Step 2: Add slow query detail to spans.

// FAST: Enrich MongoDB command spans with query details for slow operations
public class EnrichedMongoCommandListener implements CommandListener {

    private final Tracer tracer;
    private final ConcurrentHashMap<Integer, Span> activeSpans = new ConcurrentHashMap<>();

    @Override
    public void commandStarted(CommandStartedEvent event) {
        Span span = tracer.spanBuilder("mongodb." + event.getCommandName())
            .setSpanKind(SpanKind.CLIENT)
            .setAttribute("db.system", "mongodb")
            .setAttribute("db.name", event.getDatabaseName())
            .setAttribute("db.operation", event.getCommandName())
            .startSpan();

        activeSpans.put(event.getRequestId(), span);
    }

    @Override
    public void commandSucceeded(CommandSucceededEvent event) {
        Span span = activeSpans.remove(event.getRequestId());
        if (span != null) {
            long elapsedMs = event.getElapsedTime(TimeUnit.MILLISECONDS);
            span.setAttribute("db.response_time_ms", elapsedMs);

            // For slow commands, add query plan details
            if (elapsedMs > 50 && isQueryCommand(event.getCommandName())) {
                span.addEvent("slow_query",
                    Attributes.of(
                        AttributeKey.longKey("elapsed_ms"), elapsedMs,
                        AttributeKey.stringKey("command_name"), event.getCommandName()
                    ));
            }

            span.end();
        }
    }

    private boolean isQueryCommand(String name) {
        return "find".equals(name) || "aggregate".equals(name) ||
               "count".equals(name) || "distinct".equals(name);
    }
}

Step 3: Set up trace-based alerts.

// Alert criteria for MongoDB operations
// 1. Any trace where pool.checkout > 200ms -> connection pool alert
// 2. Any trace where mongodb.find > 100ms -> slow query alert
// 3. Any trace with > 5 MongoDB spans -> N+1 query alert
// 4. Any trace where total_mongodb_time / http_time < 0.5 -> application overhead alert

The Proof

After adding pool checkout spans and trace analysis:

Discovery	Traces analyzed	Finding	Fix
Pool checkout bottleneck	10,000	23% of requests wait > 100ms	Increased pool size (CH4)
Slow find on anomalies	10,000	3% of find commands > 100ms	Added index (CH10)
N+1 pattern in dashboard	500	15 MongoDB commands per request	Denormalized (CH9)
Mapping overhead	10,000	8% of request time in mapping	Switched to raw driver (CH5)

After fixing the pool checkout issue (increasing maxSize from 100 to 200):

Metric	Before	After
HTTP p99	450ms	65ms
Pool checkout p99	380ms	8ms
MongoDB find p99	12ms	12ms (unchanged)

The 450ms p99 dropped to 65ms.
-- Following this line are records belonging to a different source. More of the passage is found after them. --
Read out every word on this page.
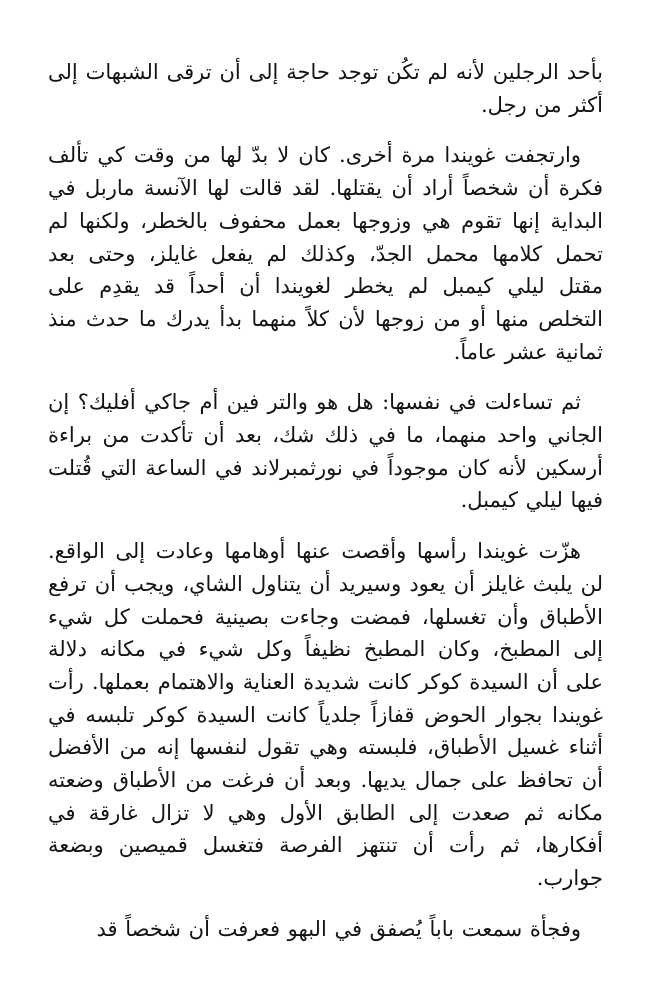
بأحد الرجلين لأنه لم تكُن توجد حاجة إلى أن ترقى الشبهات إلى أكثر من رجل.

وارتجفت غويندا مرة أخرى. كان لا بدّ لها من وقت كي تألف فكرة أن شخصاً أراد أن يقتلها. لقد قالت لها الآنسة ماربل في البداية إنها تقوم هي وزوجها بعمل محفوف بالخطر، ولكنها لم تحمل كلامها محمل الجدّ، وكذلك لم يفعل غايلز، وحتى بعد مقتل ليلي كيمبل لم يخطر لغويندا أن أحداً قد يقدِم على التخلص منها أو من زوجها لأن كلاً منهما بدأ يدرك ما حدث منذ ثمانية عشر عاماً.

ثم تساءلت في نفسها: هل هو والتر فين أم جاكي أفليك؟ إن الجاني واحد منهما، ما في ذلك شك، بعد أن تأكدت من براءة أرسكين لأنه كان موجوداً في نورثمبرلاند في الساعة التي قُتلت فيها ليلي كيمبل.

هزّت غويندا رأسها وأقصت عنها أوهامها وعادت إلى الواقع. لن يلبث غايلز أن يعود وسيريد أن يتناول الشاي، ويجب أن ترفع الأطباق وأن تغسلها، فمضت وجاءت بصينية فحملت كل شيء إلى المطبخ، وكان المطبخ نظيفاً وكل شيء في مكانه دلالة على أن السيدة كوكر كانت شديدة العناية والاهتمام بعملها. رأت غويندا بجوار الحوض قفازاً جلدياً كانت السيدة كوكر تلبسه في أثناء غسيل الأطباق، فلبسته وهي تقول لنفسها إنه من الأفضل أن تحافظ على جمال يديها. وبعد أن فرغت من الأطباق وضعته مكانه ثم صعدت إلى الطابق الأول وهي لا تزال غارقة في أفكارها، ثم رأت أن تنتهز الفرصة فتغسل قميصين وبضعة جوارب.

وفجأة سمعت باباً يُصفق في البهو فعرفت أن شخصاً قد
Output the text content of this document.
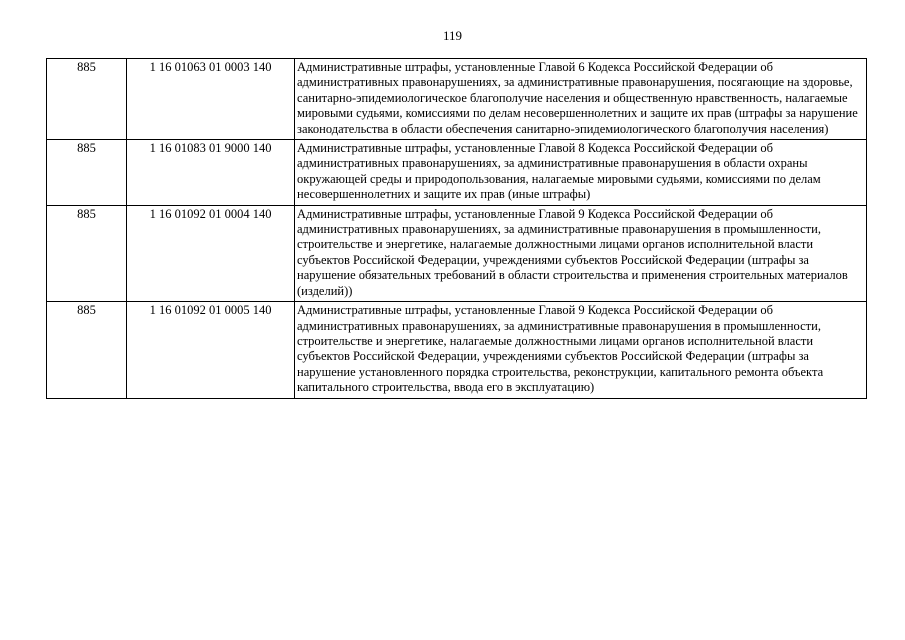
119
885	1 16 01063 01 0003 140	Административные штрафы, установленные Главой 6 Кодекса Российской Федерации об административных правонарушениях, за административные правонарушения, посягающие на здоровье, санитарно-эпидемиологическое благополучие населения и общественную нравственность, налагаемые мировыми судьями, комиссиями по делам несовершеннолетних и защите их прав (штрафы за нарушение законодательства в области обеспечения санитарно-эпидемиологического благополучия населения)
885	1 16 01083 01 9000 140	Административные штрафы, установленные Главой 8 Кодекса Российской Федерации об административных правонарушениях, за административные правонарушения в области охраны окружающей среды и природопользования, налагаемые мировыми судьями, комиссиями по делам несовершеннолетних и защите их прав (иные штрафы)
885	1 16 01092 01 0004 140	Административные штрафы, установленные Главой 9 Кодекса Российской Федерации об административных правонарушениях, за административные правонарушения в промышленности, строительстве и энергетике, налагаемые должностными лицами органов исполнительной власти субъектов Российской Федерации, учреждениями субъектов Российской Федерации (штрафы за нарушение обязательных требований в области строительства и применения строительных материалов (изделий))
885	1 16 01092 01 0005 140	Административные штрафы, установленные Главой 9 Кодекса Российской Федерации об административных правонарушениях, за административные правонарушения в промышленности, строительстве и энергетике, налагаемые должностными лицами органов исполнительной власти субъектов Российской Федерации, учреждениями субъектов Российской Федерации (штрафы за нарушение установленного порядка строительства, реконструкции, капитального ремонта объекта капитального строительства, ввода его в эксплуатацию)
The MongoDB query was never the problem; the connection pool was.

The Trade-off

Tracing adds overhead to every request. Each span creation involves memory allocation, timestamp capture, and attribute storage. At 10% sampling rate, 1 in 10 requests is traced. The overhead for sampled requests is approximately 0.5ms per span. With 3-5 spans per request, the tracing overhead is 1.5-2.5ms per traced request. For non-sampled requests (90%), the overhead is near zero (just a sampling decision check).
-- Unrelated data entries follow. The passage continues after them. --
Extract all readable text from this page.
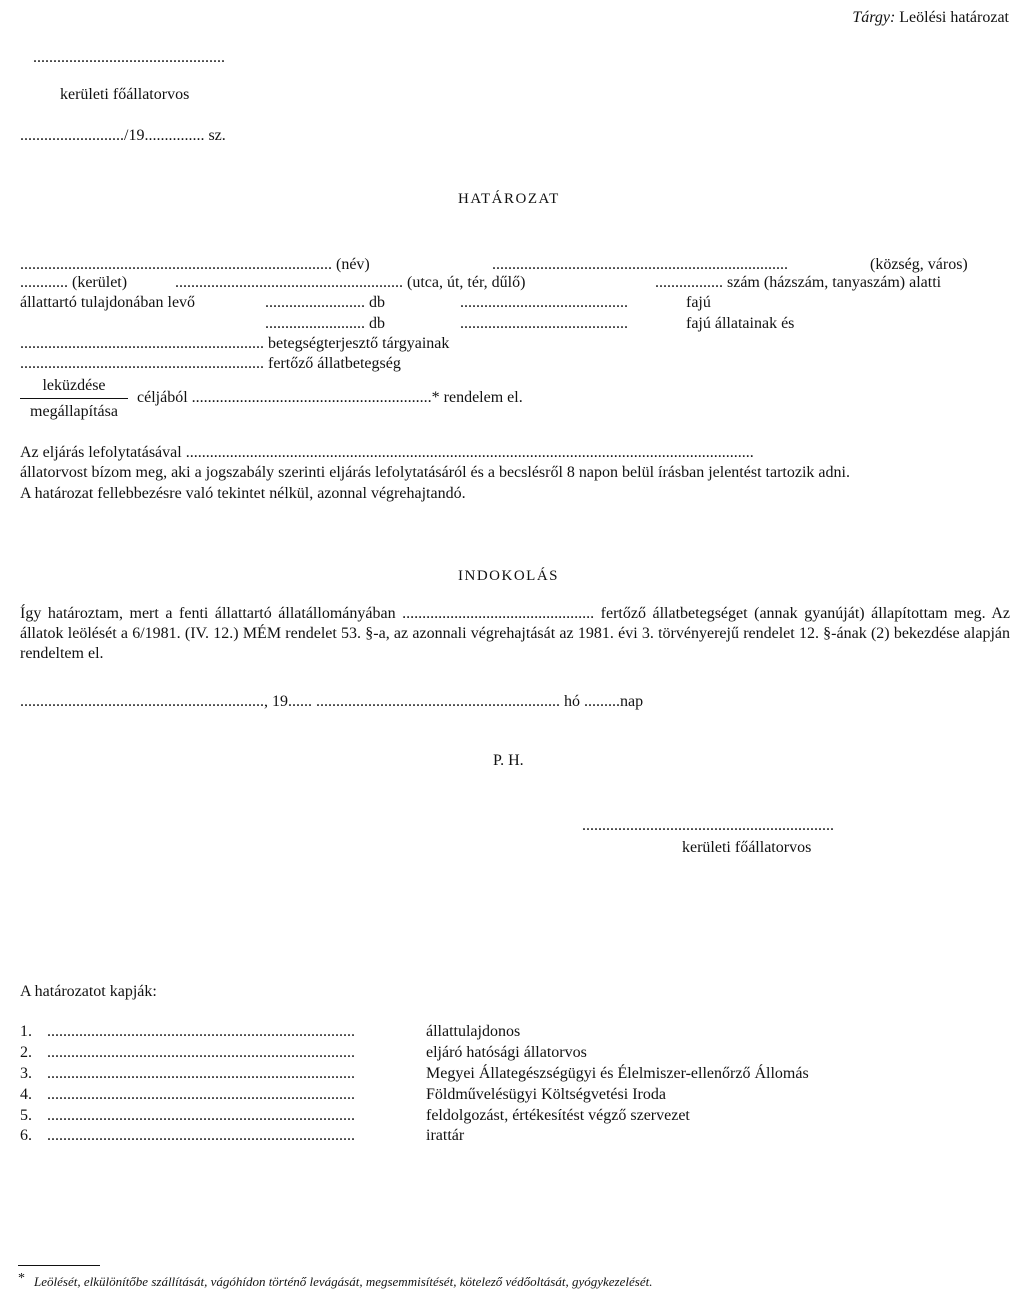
Tárgy: Leölési határozat
................................................
kerületi főállatorvos
........................../19............... sz.
HATÁROZAT
.............................................................................. (név)	..........................................................................	(község, város)
............ (kerület)	......................................................... (utca, út, tér, dűlő)	................. szám (házszám, tanyaszám) alatti
állattartó tulajdonában levő	......................... db	..........................................	fajú
......................... db	..........................................	fajú állatainak és
............................................................. betegségterjesztő tárgyainak
............................................................. fertőző állatbetegség
leküzdése
megállapítása
céljából ............................................................* rendelem el.
Az eljárás lefolytatásával ..............................................................................................................................................
állatorvost bízom meg, aki a jogszabály szerinti eljárás lefolytatásáról és a becslésről 8 napon belül írásban jelentést tartozik adni.
A határozat fellebbezésre való tekintet nélkül, azonnal végrehajtandó.
INDOKOLÁS
Így határoztam, mert a fenti állattartó állatállományában ................................................ fertőző állatbetegséget (annak gyanúját) állapítottam meg. Az állatok leölését a 6/1981. (IV. 12.) MÉM rendelet 53. §-a, az azonnali végrehajtását az 1981. évi 3. törvényerejű rendelet 12. §-ának (2) bekezdése alapján rendeltem el.
............................................................., 19...... ............................................................. hó .........nap
P. H.
...............................................................
kerületi főállatorvos
A határozatot kapják:
1. .............................................................................	állattulajdonos
2. .............................................................................	eljáró hatósági állatorvos
3. .............................................................................	Megyei Állategészségügyi és Élelmiszer-ellenőrző Állomás
4. .............................................................................	Földművelésügyi Költségvetési Iroda
5. .............................................................................	feldolgozást, értékesítést végző szervezet
6. .............................................................................	irattár
* Leölését, elkülönítőbe szállítását, vágóhídon történő levágását, megsemmisítését, kötelező védőoltását, gyógykezelését.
The 10% sampling rate means that 90% of slow requests are not traced. For debugging intermittent issues, increase the sampling rate temporarily. For production monitoring, 10% provides sufficient statistical coverage for aggregate analysis (p99 calculations, bottleneck identification) without significant overhead.

Storing traces is expensive. At 50,000 requests/second with 10% sampling, the trace backend receives 5,000 traces/second. Each trace with 5 spans is approximately 2 KB. Total: 10 MB/second = 864 GB/day. Configure trace retention (typically 7-14 days) and use tail-based sampling to keep only interesting traces (slow, error, or specific conditions).